Bajo esta mirada aparece en escena el último conductor de cabriolé, gruñón y quisquilloso, que no dudará en propinar a su cliente una ridícula caída en caso de no obtener la retribución deseada. Todas estas formas rituales de trato con el prójimo empezarán a ser suplantadas por la facilidad del intercambio monetario. Debido a la demanda creciente de la clase media surgen las primeras empresas públicas de transporte con sus modernos omnibuses y sus respectivos revisores de billetes. Es en estos novedosos medios de transporte donde puede verse la mezcla más variopinta de costumbres y usos sociales, desde un viejo funcionario, una criada del hogar, hasta un joven bohemio aficionado a los teatros privados, donde a cambio de un módico precio se convierte por unas horas en el mismísimo Ricardo III. Todos estos personajes se reencuentran una vez al año en la alocada feria de Greenwich, “una fiebre de tres días que calma la sangre durante los seis meses posteriores”.

"Interior de un omnibus" 
Gustave Doré
Pero no todo son vagabundeos por las calles de Londres.
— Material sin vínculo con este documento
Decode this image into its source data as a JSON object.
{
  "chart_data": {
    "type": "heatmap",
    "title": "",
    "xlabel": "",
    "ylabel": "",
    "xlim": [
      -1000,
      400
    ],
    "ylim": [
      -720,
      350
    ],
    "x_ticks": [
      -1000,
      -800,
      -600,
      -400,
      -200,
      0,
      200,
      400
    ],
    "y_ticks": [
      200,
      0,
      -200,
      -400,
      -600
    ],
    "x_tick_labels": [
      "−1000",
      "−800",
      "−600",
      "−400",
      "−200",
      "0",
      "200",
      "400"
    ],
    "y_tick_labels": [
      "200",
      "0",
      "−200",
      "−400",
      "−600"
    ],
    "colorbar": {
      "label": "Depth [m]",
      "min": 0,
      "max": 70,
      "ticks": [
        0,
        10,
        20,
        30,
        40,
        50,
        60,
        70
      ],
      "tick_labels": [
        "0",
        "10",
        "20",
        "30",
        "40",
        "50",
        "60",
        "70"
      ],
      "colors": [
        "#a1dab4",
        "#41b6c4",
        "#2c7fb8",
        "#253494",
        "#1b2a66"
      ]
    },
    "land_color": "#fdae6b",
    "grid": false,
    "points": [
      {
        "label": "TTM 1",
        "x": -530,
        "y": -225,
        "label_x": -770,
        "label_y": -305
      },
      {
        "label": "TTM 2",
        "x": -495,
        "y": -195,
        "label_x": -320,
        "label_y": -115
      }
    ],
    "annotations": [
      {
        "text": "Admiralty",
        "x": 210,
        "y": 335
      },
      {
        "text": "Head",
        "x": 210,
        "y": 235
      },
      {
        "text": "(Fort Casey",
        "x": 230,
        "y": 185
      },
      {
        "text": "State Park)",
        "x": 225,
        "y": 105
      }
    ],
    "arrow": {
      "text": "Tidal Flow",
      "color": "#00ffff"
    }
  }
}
La mirada inquisitiva de Boz penetra igualmente en los “pozos de aflicción y probreza” de las casas de empeño o los tribunales de justicia. Es en ellos donde se introduce la temática, característica de la época victoriana, de la desgracia social: la descripción de aquellos individuos marcados por el destino de su grupo, integrados en la sociedad como delincuentes de oficio, única forma que les queda de salir del abismo de la miseria celosamente ocultado por políticos y funcionarios del estado. Llama la atención que Cruikshank no realizara ilustraciones para tan tremendas escenas como la del joven carterista que improvisa su defensa ante el tribunal que inexorablemente le condenará a pasar una larga temporada en uno de esos correccionales dejados de la mano de Dios. A la última de las escenas del texto, dedicada a la prisión de New Gate, sólo le falta el “lasciate ogne speranza, voi ch'intrate” que, según relata Dante, se encuentra impreso ante las puertas del Infierno.

El texto que el año pasado reeditó la editorial Abada, en la edición magistral de Miguel Ángel Martínez-Cabeza que incorpora las ilustraciones de Cruikshank, pertenece a la ya mencionada primera etapa de Charles Dickens, aquella que precede a la escritura de sus grandes novelas. Bajo el seudónimo de "Boz", además de estas escenas, escribió una serie de cuentos, de descripciones de varios personajes de la vida londinense, y una serie de artículos bajo el título de Nuestra Parroquia.